Es uno de los titulares, aunque sin más detalles por parte de Azcón, que ha dejado este viernes el Pleno de la cámara autonómica. Ha sido a pregunta de Álvaro Sanz (Izquierda Unida) por la situación “crítica” que atraviesa este año el campo aragonés. De hecho, en la jornada de este jueves ya se debatió sobre las ayudas extraordinarias por la sequía. Para esto se elaboró, ha dicho Sanz, la Ley de Agricultura Familiar, quien también ha querido saber qué artículos se modificarán y, sobre todo, si esos cambios darán vía libre, por ejemplo, a “las grandes energéticas” frente a los pequeños productores, en pleno auge de despliegue de las renovables.

Para IU, no es una cuestión menor, y es que responsabilizan a la expansión de este y otros mercados liderados por "grandes empresas" de la desaparición de millones de cabezas de ganado. En el ovino, “en los últimos quince años”, de tres a uno, según Sanz. Por el momento, Azcón se remite a que “se están manteniendo conversaciones” con todos los implicados. “El 80% del sector se encontraba en contra, nadie entendió esa ley y ustedes siguieron adelante”, le ha contestado el presidente.

LA DEUDA DE RENFE

Otro de los temas con los que ha lidiado el presidente aragonés es la situación de los servicios ferroviarios. El portavoz de Aragón-Teruel Existe, Tomás Guitarte, cree que no se han solucionado las carencias e incluso han ido a más, especialmente en las líneas de la provincia turolense. “También se ha suprimido desde la pandemia el tren Teruel-Valencia-Teruel y así continúa”, ha recordado.
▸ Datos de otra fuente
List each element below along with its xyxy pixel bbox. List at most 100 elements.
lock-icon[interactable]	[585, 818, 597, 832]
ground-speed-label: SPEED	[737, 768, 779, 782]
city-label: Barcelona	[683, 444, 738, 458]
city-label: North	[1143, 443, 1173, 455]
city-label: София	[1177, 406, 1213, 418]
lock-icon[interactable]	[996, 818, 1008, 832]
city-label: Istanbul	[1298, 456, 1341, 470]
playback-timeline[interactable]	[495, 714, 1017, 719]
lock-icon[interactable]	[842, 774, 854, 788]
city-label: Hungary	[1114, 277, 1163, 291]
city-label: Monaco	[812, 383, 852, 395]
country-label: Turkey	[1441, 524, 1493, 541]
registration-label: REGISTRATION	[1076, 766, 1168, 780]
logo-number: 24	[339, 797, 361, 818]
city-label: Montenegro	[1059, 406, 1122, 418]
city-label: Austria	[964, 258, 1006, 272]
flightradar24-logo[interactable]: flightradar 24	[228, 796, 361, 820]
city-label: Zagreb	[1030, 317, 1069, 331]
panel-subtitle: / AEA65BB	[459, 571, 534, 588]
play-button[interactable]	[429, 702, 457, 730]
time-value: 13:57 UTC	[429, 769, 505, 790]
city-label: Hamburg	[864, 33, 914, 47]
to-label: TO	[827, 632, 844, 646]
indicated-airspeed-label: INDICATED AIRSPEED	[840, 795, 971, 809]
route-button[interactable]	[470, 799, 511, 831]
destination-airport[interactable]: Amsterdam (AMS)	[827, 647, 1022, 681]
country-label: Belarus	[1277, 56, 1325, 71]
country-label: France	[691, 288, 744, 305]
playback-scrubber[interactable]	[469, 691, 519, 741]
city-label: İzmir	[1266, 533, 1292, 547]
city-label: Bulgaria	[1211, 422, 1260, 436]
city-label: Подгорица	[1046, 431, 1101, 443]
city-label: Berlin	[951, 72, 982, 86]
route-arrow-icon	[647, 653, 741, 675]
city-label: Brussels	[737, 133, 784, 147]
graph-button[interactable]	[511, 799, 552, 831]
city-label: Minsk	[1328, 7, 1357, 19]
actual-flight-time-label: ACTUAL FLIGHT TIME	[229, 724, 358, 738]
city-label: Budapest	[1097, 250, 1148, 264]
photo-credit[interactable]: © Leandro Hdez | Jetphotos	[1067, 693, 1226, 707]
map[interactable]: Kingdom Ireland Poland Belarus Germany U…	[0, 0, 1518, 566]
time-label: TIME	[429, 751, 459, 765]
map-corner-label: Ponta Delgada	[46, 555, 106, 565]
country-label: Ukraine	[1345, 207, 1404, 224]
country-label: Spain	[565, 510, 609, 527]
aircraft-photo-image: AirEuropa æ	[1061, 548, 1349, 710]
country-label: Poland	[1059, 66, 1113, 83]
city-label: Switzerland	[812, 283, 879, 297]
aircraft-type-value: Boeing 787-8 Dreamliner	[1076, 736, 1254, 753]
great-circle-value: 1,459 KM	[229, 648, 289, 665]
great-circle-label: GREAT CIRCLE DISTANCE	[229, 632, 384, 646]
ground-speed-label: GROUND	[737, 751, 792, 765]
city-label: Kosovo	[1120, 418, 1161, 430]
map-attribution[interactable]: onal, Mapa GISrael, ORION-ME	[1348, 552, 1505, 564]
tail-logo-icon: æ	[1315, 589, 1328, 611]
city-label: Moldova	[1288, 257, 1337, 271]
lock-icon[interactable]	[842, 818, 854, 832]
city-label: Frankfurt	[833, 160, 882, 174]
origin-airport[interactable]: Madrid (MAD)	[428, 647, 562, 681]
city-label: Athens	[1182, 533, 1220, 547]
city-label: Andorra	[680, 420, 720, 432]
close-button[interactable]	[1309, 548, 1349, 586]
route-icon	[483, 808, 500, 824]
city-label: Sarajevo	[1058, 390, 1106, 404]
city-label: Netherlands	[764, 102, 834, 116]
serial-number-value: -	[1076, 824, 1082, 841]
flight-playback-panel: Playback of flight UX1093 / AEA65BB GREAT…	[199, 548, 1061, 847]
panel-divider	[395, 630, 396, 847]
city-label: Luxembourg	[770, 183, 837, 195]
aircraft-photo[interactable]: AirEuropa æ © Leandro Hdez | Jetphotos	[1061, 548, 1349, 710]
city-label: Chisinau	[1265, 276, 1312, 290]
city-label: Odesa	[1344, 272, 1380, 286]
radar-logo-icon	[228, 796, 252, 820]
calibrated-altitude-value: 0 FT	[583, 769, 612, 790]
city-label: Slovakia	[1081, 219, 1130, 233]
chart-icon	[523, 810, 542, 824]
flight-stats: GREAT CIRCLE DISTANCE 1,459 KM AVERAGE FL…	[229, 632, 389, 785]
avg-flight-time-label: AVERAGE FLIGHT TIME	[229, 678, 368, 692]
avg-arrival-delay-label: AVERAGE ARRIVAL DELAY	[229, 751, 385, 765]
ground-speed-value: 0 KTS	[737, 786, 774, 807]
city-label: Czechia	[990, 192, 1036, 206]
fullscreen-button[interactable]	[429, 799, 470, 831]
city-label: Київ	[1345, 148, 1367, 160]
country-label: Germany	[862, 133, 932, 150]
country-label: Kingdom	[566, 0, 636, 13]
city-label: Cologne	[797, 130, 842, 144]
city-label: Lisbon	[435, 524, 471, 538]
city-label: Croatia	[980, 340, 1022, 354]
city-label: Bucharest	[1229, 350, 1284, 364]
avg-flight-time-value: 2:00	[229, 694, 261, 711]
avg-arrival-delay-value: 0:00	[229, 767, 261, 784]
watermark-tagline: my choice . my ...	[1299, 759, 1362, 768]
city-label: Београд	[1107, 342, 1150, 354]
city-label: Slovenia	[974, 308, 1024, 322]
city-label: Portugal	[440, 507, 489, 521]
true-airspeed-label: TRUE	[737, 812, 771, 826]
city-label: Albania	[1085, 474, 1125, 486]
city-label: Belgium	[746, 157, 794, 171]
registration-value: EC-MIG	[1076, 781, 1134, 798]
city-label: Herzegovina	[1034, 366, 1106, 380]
Lo cierto es que Azcón ha coincidido en el diagnóstico, pero ha querido matizar que las competencias no las tiene Aragón sino el Estado, con Renfe y Adif. Así las cosas, el mandatario ha reconocido contactos con el Ministerio de Transportes e incluso ha adelantado que traerá a la Aljafería las posibles mejoras del servicio. Un ejemplo, ha dicho, es el corredor Teruel-Madrid de alta velocidad, que deberían prestar unos trenes que ahora mismo recorren el que une la capital de España y Galicia, y que han desembocado en un litigio legal.

Respecto a la deuda que Renfe reclama a la DGA, de 1,4 millones de euros, se ha preguntado si no es casualidad que salga a la luz ahora, “con un Gobierno socialista” en Madrid, teniendo en cuenta que se arrastra desde 2017 por el aumento de los cánones. “El PSOE va a estar bien callado sin decir nada”, ha protestado.